Salespeople Create Their Own Problems
One reason many salespeople continually experience problems is that they believe and behave as if every potential customer (prospect) is automatically qualified to do business with them. Clearly this is nonsense, as the prospect may have no needs, no pains, no budget, no good reason to make changes, can’t or won’t make the decision and frankly may well have other priorities in mind.
So what is the problem, is it poor salesmanship, or perhaps the salesperson is just attempting to sell to someone who simply isn’t qualified to be his customer? I would say it’s both, but the biggest issue is that the salesperson has not done the groundwork, so has no option but to attempt to sell to unqualified prospects. This is always going to make the salesperson’s life very hard, and sadly the salesperson has no one to blame other than himself.
So what could our salesperson do differently? Picture a sausage making machine if you can…. the raw ingredients go in at one end, and the finished sausages come out at the other. The quality of the sausages will be influenced by the quality of the raw ingredients, whereas the quantity of sausages will be determined by the amount of raw materials fed into the sausage machine. Now if our salesperson could visualise his sales process as a sausage machine, then clearly what he puts in will influence what comes out. If he puts poorly qualified prospects into the sausage machine, then he will end up working very hard for little results. Conversely, if he was to develop a proper sales prospecting process, and consequently only put quality prospects into the sausage machine, then lo and behold he will find himself working with highly qualified prospects, thus making his life easier, more efficient and profitable.

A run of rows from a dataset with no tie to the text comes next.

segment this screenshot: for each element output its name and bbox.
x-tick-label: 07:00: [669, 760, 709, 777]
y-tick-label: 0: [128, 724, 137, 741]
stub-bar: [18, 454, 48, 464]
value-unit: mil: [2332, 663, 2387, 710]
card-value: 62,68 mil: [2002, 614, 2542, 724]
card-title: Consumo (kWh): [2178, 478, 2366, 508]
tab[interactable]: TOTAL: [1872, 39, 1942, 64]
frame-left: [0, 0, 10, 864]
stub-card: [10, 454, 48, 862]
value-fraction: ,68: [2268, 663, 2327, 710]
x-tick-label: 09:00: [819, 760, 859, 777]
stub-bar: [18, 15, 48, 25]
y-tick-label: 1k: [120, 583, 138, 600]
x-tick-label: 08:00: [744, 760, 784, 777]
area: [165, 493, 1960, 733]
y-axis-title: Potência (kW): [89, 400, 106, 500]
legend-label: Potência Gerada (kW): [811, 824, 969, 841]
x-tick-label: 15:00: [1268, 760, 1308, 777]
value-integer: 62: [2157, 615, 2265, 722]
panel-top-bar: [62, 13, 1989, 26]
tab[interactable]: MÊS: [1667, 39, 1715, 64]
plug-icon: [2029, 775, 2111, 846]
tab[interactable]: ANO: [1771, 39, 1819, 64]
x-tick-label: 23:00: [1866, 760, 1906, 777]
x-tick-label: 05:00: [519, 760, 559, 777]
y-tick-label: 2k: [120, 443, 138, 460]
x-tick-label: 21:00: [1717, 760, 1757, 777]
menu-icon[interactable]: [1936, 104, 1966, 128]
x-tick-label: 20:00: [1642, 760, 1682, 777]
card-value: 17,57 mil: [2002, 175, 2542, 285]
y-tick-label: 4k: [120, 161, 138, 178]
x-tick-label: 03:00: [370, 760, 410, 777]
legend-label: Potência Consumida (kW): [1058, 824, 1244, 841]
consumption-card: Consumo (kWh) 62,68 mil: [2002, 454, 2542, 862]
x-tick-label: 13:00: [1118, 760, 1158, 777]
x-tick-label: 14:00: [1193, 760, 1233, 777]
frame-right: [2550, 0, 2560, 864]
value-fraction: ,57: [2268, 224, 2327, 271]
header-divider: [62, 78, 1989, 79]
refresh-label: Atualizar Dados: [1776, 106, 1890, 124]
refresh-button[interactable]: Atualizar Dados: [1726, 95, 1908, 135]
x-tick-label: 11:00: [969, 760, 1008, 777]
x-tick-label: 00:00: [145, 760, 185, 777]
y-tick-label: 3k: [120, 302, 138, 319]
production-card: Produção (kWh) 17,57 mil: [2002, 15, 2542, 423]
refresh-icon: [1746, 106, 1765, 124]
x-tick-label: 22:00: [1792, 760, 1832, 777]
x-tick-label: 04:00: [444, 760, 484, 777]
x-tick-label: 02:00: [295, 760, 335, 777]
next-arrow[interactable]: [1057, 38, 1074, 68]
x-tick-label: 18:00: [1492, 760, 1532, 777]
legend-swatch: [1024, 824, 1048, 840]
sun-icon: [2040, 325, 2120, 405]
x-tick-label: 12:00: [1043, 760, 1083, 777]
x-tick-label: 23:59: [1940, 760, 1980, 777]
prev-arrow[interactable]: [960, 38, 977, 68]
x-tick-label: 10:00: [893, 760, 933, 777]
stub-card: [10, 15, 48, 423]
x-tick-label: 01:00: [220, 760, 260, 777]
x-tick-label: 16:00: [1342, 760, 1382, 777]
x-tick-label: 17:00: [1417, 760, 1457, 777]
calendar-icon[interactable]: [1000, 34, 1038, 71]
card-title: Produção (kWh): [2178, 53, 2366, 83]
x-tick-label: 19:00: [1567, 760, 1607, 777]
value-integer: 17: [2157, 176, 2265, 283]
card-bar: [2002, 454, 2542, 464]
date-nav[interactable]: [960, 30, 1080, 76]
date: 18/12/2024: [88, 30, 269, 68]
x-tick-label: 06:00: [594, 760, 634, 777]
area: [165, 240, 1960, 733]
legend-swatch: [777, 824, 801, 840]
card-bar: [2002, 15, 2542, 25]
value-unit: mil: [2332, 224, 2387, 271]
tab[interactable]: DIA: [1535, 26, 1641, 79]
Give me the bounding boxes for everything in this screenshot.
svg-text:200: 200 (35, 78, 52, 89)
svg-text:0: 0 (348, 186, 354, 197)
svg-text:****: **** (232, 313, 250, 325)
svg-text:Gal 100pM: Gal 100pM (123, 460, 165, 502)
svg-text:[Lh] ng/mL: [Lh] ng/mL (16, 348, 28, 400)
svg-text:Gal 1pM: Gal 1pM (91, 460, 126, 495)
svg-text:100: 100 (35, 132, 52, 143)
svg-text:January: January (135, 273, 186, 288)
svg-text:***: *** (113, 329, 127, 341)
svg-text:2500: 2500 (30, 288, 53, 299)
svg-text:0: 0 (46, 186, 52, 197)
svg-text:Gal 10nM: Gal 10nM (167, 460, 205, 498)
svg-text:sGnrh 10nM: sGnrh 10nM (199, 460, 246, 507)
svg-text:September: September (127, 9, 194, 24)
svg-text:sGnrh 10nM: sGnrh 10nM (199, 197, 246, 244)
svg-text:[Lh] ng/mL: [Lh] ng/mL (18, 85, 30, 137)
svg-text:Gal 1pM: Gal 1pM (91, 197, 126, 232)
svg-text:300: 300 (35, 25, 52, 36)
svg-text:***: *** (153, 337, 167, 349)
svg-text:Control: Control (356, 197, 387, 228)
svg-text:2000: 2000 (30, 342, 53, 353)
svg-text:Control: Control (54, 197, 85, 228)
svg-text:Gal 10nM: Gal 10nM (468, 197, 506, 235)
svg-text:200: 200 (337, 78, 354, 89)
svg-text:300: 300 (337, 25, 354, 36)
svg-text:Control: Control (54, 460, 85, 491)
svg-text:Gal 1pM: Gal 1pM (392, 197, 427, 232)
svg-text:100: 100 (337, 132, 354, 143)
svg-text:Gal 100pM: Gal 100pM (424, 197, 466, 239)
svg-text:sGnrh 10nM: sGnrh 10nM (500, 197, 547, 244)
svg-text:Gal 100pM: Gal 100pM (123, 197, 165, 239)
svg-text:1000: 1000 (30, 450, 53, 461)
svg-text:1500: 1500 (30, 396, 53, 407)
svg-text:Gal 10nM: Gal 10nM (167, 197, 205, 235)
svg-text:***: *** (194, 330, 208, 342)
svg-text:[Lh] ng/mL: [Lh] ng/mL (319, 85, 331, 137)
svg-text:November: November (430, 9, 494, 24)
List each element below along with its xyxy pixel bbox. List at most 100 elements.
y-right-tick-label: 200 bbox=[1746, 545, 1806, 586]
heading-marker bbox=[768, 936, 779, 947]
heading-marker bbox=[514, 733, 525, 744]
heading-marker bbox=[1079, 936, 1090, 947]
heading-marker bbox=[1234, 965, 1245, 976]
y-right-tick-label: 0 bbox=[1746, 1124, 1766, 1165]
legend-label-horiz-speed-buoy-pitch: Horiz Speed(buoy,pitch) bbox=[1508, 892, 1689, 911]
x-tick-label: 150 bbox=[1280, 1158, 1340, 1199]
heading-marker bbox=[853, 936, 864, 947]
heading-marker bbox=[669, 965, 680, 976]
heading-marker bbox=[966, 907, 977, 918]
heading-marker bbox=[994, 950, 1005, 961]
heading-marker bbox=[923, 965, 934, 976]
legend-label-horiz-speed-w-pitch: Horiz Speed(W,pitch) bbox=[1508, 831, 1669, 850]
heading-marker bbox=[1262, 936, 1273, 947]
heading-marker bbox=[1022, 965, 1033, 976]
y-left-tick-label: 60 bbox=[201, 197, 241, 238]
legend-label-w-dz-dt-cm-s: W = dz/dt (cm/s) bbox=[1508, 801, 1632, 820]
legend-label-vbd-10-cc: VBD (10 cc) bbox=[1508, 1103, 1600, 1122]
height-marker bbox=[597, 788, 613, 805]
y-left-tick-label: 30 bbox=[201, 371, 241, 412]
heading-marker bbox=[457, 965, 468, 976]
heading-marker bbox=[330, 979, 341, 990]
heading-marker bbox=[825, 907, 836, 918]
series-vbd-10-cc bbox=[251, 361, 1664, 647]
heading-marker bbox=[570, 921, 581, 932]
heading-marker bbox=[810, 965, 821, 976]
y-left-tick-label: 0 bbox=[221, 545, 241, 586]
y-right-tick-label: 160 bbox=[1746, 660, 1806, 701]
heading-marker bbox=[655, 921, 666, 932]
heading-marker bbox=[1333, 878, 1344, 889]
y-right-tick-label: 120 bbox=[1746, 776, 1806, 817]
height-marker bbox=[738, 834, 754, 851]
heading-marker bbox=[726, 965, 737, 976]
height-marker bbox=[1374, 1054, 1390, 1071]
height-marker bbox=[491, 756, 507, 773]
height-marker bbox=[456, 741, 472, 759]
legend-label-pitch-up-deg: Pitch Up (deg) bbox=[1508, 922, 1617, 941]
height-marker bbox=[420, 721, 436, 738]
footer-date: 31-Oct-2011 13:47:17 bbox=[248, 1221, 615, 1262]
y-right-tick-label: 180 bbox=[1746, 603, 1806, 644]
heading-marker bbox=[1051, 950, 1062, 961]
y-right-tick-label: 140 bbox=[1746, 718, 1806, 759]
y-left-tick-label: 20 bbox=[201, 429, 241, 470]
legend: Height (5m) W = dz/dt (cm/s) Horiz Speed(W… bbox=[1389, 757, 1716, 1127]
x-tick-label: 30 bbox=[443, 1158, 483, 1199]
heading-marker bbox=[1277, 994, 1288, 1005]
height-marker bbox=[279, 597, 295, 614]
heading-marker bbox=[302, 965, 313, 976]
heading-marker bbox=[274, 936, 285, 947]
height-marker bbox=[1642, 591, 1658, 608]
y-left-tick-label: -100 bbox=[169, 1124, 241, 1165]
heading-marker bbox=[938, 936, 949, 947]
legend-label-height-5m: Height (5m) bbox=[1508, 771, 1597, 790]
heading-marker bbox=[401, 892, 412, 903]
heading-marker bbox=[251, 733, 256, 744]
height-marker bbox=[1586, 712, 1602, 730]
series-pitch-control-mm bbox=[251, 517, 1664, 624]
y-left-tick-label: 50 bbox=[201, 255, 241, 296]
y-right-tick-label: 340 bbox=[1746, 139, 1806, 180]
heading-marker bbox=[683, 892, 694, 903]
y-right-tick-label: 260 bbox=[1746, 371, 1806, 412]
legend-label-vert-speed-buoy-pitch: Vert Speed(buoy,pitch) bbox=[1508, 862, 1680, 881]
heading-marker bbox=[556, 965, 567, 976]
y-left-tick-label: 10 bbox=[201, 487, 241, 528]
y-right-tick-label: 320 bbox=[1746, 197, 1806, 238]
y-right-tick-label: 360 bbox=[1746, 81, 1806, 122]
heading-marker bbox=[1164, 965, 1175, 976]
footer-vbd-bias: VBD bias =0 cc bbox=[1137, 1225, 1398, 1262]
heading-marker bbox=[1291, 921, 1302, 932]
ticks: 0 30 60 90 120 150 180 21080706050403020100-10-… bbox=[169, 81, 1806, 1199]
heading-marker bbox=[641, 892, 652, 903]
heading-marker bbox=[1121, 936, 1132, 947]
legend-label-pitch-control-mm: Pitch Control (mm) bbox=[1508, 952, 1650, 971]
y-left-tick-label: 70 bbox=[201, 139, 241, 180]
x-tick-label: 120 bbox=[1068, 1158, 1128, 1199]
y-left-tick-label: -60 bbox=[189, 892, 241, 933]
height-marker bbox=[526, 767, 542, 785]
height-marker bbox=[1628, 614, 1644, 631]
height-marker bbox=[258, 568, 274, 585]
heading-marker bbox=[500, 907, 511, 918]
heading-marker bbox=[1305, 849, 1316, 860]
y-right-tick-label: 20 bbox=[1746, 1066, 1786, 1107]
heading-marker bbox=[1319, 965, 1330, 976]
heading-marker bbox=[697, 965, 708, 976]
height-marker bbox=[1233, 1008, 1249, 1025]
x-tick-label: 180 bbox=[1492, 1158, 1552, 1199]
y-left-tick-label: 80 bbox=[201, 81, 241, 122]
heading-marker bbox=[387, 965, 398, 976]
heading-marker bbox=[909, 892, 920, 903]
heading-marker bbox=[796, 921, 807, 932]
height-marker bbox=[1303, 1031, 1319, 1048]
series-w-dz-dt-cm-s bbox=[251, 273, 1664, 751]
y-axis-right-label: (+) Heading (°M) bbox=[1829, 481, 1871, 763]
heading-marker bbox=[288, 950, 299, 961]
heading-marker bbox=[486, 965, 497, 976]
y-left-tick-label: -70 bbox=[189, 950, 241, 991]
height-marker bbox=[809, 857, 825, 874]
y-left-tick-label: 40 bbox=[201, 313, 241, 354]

Sales prospecting, normally in the form of cold calls and networking is the unseen hard work which must be done, before we can sit down with properly qualified prospects and start selling for real. Sales prospecting should be an active process, and if you don’t know what you’re doing, it can also be extremely uncomfortable. It’s primarily this discomfort and a fear of rejection that prevents people from doing it properly, and so they make selling very hard for themselves and essentially create their own problems by not doing the necessary groundwork.